When African news is reported on TV, it is presented in ten-second sound bites, and when it is written about in-depth in newspapers and blogs, the backdrop is usually about war, slums, strife, or disease. Many of the reports are false; they lack balance, context, and perspective about current African reality. While this is so, the damages and consequences are immense.
Very often the continent, its citizens, communities, and governments are treated unfairly; they are subjected to a lot of stereotypes, mistrust, and bias, and become vulnerable to misunderstanding and discrimination. Psychologically and economically, news coverage of the continent demoralizes the African spirit. The practice is a disincentive toward travel and economic investment in Africa. It breeds an insidious fear about dealing with Africa, and what might happen when someone travels there. This cannot be ignored.
But contrary to the news, the continent has progressed socially and economically. The continent has also experienced democratic change and social transformation through a combination of actions from many grassroots organizations, communities, and governments.
American communities—including Colorado–with strong ties to Africa, the American nation, and the rest of the world, have a right to this information.

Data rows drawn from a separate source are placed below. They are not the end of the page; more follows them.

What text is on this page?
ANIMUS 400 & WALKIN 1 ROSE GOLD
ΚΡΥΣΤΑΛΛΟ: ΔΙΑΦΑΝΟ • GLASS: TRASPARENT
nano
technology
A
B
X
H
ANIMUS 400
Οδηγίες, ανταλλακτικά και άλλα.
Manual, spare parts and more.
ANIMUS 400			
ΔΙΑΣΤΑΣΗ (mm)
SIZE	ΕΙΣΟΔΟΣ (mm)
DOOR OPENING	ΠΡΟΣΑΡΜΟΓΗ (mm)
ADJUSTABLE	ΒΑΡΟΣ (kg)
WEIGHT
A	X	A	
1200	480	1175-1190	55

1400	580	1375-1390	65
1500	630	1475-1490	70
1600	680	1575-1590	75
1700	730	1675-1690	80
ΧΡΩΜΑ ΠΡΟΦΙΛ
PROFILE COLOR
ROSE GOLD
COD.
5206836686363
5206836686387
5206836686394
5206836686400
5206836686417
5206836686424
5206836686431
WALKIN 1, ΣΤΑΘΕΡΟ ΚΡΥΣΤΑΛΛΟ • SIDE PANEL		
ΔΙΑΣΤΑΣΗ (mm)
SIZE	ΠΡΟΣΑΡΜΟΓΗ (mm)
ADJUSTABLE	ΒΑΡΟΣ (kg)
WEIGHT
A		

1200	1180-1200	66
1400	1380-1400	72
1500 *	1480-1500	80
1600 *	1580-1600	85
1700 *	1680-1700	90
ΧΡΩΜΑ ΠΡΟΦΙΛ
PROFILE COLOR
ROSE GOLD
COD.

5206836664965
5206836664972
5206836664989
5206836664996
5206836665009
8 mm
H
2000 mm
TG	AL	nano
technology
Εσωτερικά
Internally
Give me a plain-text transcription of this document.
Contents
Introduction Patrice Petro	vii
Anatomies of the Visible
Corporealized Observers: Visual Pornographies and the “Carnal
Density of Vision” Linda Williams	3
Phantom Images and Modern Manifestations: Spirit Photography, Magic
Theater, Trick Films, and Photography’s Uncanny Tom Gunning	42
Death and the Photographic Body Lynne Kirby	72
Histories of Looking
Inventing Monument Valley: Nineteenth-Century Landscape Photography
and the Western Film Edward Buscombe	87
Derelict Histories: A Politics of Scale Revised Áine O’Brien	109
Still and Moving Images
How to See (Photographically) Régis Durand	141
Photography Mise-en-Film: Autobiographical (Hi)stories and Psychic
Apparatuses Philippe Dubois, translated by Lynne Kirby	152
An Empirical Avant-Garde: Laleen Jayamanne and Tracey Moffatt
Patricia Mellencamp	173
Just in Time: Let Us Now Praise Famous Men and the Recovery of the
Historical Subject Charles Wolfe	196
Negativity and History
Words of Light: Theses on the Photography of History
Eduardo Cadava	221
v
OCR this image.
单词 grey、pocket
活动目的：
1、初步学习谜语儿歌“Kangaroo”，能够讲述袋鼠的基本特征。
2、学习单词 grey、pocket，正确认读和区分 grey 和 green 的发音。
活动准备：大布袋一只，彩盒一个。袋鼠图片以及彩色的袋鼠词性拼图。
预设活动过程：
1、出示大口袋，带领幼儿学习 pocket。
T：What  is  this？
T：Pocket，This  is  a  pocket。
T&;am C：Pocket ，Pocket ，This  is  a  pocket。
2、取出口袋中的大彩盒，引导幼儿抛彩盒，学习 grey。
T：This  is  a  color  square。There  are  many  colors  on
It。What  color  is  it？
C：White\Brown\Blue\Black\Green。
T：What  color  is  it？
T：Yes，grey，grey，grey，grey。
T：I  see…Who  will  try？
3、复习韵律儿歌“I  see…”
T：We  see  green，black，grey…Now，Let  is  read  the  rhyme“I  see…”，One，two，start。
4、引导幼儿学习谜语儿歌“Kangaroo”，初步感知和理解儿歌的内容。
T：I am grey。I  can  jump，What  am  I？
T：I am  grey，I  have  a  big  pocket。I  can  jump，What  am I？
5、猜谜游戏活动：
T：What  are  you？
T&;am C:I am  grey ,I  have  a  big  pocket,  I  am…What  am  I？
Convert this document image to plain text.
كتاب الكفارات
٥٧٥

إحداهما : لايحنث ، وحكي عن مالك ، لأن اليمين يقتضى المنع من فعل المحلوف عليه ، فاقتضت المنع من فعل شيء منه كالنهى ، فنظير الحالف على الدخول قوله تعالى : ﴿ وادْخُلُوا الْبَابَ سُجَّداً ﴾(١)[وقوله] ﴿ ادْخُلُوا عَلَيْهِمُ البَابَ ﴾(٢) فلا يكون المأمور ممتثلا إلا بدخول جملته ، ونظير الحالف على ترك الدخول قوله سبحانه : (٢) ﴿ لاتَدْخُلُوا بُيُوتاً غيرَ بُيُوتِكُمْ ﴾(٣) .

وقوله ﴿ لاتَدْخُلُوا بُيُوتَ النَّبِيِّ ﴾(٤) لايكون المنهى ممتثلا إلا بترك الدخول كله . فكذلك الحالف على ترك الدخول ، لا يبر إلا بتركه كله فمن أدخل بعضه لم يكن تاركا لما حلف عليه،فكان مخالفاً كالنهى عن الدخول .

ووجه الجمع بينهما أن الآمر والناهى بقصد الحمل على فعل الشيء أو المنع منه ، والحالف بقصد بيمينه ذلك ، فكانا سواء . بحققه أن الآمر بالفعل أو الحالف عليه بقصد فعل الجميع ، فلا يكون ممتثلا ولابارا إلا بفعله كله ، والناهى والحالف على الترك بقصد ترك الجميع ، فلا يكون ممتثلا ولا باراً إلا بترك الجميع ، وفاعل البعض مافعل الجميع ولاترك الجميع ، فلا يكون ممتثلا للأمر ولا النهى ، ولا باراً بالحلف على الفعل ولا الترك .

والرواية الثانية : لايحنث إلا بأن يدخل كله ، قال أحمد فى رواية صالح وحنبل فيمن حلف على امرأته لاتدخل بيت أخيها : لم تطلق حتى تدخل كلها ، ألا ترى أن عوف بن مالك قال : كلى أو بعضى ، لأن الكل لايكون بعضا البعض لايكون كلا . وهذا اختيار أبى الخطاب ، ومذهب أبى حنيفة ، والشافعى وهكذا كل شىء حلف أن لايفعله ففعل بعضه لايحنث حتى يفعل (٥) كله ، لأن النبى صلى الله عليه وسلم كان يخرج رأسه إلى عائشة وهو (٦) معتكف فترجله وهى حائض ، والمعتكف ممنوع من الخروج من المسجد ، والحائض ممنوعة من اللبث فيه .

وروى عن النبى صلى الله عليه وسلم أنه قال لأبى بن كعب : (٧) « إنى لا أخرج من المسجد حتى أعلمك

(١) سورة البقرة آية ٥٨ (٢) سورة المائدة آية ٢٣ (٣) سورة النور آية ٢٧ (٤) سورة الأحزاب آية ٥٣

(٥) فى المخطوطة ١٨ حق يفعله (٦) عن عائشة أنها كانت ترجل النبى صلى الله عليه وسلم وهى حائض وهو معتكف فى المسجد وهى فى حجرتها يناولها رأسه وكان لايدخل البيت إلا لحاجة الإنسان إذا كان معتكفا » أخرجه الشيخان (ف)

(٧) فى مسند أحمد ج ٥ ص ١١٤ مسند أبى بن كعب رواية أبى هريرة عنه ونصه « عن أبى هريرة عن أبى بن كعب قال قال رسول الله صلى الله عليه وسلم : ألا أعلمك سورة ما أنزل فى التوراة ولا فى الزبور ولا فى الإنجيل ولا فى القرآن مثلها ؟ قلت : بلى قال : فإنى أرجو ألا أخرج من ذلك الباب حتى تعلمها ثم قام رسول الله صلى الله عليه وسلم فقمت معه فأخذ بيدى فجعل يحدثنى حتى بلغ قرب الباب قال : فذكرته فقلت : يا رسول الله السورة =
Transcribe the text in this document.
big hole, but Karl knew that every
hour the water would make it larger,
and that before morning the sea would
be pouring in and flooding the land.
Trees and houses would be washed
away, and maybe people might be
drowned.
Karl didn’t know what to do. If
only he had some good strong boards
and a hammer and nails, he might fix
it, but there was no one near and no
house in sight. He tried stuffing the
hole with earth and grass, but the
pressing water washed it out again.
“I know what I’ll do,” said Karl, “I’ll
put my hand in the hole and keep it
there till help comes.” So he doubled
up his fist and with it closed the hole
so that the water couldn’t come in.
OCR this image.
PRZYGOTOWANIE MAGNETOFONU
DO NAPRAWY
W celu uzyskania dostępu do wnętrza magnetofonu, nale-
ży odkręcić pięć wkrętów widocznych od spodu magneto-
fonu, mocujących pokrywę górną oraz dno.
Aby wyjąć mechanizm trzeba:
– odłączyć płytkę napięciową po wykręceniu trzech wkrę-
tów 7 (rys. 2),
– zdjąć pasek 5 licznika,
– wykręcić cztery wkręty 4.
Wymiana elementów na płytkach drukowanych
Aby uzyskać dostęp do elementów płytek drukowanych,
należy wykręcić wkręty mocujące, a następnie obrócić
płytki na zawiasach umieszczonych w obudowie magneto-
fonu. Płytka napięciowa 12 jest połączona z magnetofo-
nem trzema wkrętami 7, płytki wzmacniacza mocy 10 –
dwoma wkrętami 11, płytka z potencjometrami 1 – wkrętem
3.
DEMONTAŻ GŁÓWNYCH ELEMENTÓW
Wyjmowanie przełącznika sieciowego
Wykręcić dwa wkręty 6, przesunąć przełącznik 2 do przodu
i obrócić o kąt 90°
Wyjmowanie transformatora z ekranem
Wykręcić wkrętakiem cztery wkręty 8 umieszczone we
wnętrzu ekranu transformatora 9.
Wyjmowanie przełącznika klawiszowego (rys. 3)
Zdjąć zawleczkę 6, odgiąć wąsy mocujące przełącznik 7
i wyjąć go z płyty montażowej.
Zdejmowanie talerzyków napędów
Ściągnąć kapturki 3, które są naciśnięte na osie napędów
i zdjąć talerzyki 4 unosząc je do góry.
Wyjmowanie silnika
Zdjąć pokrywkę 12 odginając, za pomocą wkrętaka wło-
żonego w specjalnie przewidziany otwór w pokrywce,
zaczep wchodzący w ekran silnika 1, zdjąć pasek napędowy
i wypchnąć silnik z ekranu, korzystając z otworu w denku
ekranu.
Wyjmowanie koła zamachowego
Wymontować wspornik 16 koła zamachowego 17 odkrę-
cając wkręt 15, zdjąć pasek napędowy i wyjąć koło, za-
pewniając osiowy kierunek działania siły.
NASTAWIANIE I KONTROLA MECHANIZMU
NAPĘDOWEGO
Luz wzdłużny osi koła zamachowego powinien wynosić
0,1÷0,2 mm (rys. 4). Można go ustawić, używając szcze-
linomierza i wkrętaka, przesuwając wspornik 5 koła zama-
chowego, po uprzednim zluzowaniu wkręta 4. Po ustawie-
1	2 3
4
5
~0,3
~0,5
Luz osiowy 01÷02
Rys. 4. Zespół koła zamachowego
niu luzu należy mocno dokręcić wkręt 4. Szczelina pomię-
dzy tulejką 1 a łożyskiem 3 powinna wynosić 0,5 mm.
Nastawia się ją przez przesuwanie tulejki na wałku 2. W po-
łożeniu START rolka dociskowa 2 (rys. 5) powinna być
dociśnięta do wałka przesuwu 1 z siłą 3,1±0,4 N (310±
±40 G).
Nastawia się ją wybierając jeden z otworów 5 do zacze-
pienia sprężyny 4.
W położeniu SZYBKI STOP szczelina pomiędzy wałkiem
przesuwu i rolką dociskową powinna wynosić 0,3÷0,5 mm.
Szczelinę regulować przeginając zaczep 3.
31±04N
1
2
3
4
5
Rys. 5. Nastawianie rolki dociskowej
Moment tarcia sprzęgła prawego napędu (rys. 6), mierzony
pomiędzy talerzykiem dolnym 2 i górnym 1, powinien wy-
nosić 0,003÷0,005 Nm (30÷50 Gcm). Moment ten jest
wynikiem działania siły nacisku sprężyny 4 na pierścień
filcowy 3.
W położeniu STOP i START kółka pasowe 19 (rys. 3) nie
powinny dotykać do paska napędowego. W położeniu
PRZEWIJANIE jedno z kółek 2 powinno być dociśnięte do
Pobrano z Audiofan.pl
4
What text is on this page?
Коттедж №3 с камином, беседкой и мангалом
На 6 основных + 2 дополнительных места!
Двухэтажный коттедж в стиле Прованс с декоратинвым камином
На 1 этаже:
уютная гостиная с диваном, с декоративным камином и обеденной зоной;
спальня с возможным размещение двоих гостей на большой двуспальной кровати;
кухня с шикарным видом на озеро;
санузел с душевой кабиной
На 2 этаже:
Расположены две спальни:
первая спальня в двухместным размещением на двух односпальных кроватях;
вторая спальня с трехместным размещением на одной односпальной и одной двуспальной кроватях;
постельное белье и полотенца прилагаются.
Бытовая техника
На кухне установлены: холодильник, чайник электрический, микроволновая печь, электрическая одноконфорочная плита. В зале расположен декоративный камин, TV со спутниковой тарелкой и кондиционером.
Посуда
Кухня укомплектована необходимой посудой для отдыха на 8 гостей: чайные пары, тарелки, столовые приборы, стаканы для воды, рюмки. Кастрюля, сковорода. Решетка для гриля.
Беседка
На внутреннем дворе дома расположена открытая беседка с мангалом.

Yet, there are responsibilities for the media to not only investigate what is wrong in society but also to report the truth. Neglecting the truth about current African reality and reporting only what affects the bottom line is counterproductive and dangerous. As a matter of fact, it threatens racial and social harmony, something that took decades and struggles, to build a just society.
However, how to present accurate and objective Africa information that fosters understanding effectively cannot be determined by money alone, “a model that assures an ongoing tug of war between the need to cultivate the public interest and the duty to antagonize society’s most powerful pillars through careful scrutiny,” says Peter Osnos, founder and editor-at-large for Foreign Affairs Books, in An Elegy for Journalism (Foreign Affairs: February 2010).
A as a U.S 501C (3) non-profit organization, Africa Agenda was founded with this question in mind: how do we ensure an objective criteria for the dissemination of knowledge and information about Africa, locally and internationally, that is not only positive but balanced and representative of the events that are taking place in the twenty-first century.
To do this involves information warfare, and for Africa Agenda, the process requires unique strategies and multiple forces, for changing attitudes about the continent, and for influencing and engaging the global media and education establishment.